RFC: Don't apply the compute profile when updating the host

lstejska · August 28, 2024, 9:17am

Customer’s situation:

The customer has two compute profiles for VMware:

Small (2 CPUs, 2048 RAM)
Large (4 CPUs, 4086 RAM)

They encounter an issue when attempting to update the host from Large to Small using the API / Hammer. The following error is displayed:


Failed to update a compute env-vcenter8.infra.sat.rdu2.redhat.com (VMware) instance lucy-selkirk.vmware.local: 
CpuHotPlugNotSupported: CPU hot plug is not supported for this virtual machine.

Observations

The error is in the API ONLY, works fine in UI form
Setting {Memory, CPU} hot add on Compute profile has no effect.
In Libvirt, the VM does not change at all. Once the numbers are set, they are set. Changing CP in Foreman has no effect.
The documentation [0] describes computing profiles as a tool for creating hosts, with nothing about updating.
Changing CP on the host group does not affect the hosts in the host group. Which might be (un)expected by users.

Possible solution

I suggest not updating compute profiles on host updates. This change can be confusing and may result in undesired expectations from the user’s side. The POC PR [1] is small, and it is straightforward to cherry-pick it to the older versions, which we need for the customer.

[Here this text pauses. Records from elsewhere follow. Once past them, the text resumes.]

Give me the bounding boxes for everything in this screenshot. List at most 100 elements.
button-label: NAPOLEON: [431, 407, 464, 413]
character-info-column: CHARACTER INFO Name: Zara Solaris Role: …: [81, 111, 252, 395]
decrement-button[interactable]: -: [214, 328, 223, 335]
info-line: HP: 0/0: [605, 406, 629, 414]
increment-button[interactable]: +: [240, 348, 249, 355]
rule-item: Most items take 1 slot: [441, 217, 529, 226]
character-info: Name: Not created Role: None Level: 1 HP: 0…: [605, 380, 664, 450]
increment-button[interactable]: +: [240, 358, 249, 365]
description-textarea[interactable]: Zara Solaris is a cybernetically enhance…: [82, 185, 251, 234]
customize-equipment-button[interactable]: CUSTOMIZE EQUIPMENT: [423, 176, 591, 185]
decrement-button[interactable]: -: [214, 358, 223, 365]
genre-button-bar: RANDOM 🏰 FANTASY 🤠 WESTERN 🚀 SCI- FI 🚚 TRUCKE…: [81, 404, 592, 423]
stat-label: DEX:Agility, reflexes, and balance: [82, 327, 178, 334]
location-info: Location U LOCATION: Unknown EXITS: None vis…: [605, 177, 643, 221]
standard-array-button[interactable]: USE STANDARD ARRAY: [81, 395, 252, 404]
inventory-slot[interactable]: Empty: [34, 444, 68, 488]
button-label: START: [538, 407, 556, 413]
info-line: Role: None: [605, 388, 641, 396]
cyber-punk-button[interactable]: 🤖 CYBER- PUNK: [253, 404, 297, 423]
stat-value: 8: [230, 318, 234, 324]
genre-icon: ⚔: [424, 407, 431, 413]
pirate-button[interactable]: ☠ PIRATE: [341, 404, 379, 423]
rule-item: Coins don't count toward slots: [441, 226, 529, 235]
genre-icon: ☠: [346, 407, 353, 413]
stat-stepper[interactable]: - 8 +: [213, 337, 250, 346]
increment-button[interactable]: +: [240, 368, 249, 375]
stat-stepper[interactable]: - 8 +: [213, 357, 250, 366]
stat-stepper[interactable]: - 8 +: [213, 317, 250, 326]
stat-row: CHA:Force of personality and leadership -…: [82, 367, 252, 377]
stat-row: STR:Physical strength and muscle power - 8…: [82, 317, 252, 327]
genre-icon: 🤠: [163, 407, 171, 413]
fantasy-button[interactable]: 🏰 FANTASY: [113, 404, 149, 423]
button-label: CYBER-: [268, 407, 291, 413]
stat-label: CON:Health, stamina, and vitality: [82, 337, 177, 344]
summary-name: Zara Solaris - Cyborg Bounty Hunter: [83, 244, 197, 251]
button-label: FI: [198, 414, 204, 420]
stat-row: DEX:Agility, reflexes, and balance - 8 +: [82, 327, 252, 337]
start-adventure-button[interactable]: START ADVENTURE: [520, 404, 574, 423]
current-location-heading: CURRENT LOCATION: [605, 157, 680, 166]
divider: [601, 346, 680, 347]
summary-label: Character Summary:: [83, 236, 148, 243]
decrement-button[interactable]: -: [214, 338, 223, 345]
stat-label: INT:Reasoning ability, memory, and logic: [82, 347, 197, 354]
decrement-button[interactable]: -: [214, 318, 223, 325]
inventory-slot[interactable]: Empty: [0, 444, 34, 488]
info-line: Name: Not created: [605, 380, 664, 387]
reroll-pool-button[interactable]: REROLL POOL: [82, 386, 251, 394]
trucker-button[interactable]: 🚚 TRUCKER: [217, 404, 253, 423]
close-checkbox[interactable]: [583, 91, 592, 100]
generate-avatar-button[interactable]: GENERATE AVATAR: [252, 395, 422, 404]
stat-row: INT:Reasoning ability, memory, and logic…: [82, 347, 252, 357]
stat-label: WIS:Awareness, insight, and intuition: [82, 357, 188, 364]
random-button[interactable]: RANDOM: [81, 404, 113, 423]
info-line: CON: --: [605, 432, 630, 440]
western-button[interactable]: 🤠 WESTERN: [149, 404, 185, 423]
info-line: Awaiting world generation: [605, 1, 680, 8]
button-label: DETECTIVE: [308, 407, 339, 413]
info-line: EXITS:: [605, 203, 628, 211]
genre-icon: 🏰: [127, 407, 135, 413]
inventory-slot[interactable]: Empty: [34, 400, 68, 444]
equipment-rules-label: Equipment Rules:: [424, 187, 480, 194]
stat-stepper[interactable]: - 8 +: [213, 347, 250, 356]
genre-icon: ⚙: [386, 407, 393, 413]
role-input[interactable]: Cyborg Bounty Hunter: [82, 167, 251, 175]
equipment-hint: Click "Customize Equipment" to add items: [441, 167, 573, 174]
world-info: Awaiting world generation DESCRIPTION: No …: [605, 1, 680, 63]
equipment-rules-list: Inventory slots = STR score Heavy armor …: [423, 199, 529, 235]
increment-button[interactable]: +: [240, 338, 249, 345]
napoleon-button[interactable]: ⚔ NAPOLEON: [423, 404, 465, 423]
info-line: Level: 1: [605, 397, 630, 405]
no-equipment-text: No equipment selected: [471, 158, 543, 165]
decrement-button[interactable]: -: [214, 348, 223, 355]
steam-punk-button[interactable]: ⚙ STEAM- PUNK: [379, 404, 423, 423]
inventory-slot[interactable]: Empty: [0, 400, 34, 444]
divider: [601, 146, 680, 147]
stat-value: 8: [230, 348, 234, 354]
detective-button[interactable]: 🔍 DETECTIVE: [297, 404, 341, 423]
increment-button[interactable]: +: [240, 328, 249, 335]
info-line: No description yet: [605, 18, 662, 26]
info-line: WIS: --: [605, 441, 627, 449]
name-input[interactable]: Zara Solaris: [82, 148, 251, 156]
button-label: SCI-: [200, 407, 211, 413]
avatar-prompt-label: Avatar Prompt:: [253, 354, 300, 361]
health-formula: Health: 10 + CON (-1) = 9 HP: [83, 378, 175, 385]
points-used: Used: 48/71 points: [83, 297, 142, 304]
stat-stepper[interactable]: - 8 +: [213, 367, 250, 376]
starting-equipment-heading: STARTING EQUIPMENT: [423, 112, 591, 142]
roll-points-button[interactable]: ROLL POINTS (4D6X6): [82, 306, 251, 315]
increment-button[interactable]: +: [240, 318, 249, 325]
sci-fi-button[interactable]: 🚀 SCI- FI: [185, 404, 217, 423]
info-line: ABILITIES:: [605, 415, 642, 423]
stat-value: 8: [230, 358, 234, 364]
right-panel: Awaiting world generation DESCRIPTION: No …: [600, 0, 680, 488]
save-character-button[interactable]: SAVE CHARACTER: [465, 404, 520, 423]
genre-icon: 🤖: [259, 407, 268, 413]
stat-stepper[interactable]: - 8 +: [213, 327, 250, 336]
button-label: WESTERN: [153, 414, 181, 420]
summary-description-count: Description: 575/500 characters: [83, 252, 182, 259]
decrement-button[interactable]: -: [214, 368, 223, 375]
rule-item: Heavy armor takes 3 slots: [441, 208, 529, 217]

Later, we should update the documentation, clearly state the functionality, add some tooltips to the forms, deprecate the APIs, etc.

What do you think?

Links

[0] Provisioning hosts

[1] WIP Fixes #TODO - Don't apply the compute profile when updating host by stejskalleos · Pull Request #10291 · theforeman/foreman · GitHub

areyus · August 28, 2024, 1:17pm

I am all for this change, since we have been affected by this, too.
A bit of additional context/info I have found while researching this:

There is this long-standing issue on the bugtracker that I believe to describe the same problem just from a different view point.
The workflow via the UI seems to be working only because the UI always sends all the host info with the PUT request, including the complete the complete compute_attributes. That overrides anything that would be merged from the compute_profile, resulting in an accidental workaroung to the problem.

I also agree with your approach of removing the re-application of CP data on each save. I do not see any real-world benefit to this behaviour and instead it causes a lot of headache.
If compute-profiles are intended to work like hostgroups (i.e. you can change a compute-profile and that automatically alters all hosts with that CP) a lot of things would need to work differently than they do now (e.g. changes being applied on CP change and not on host change, behaviour being consistent with the UI, CPs being able to only be filled partially, etc). So I agree that removing this unexpected behavior is the better solution that fits the current purpose and real-world use-cases of CPs more.

ekohl · August 28, 2024, 1:35pm

If we go this route, I’d prefer to not save the compute profile at all for a host. I’m not sure if it’s feasible, but having a reference that is then not used again doesn’t make sense to me.

That effectively makes it more like the compute attributes that you can send via the API, with the exception that it does have a UI element to it.

AFAIK Foreman doesn’t have a way to recreate a VM it couldn’t be used in that case.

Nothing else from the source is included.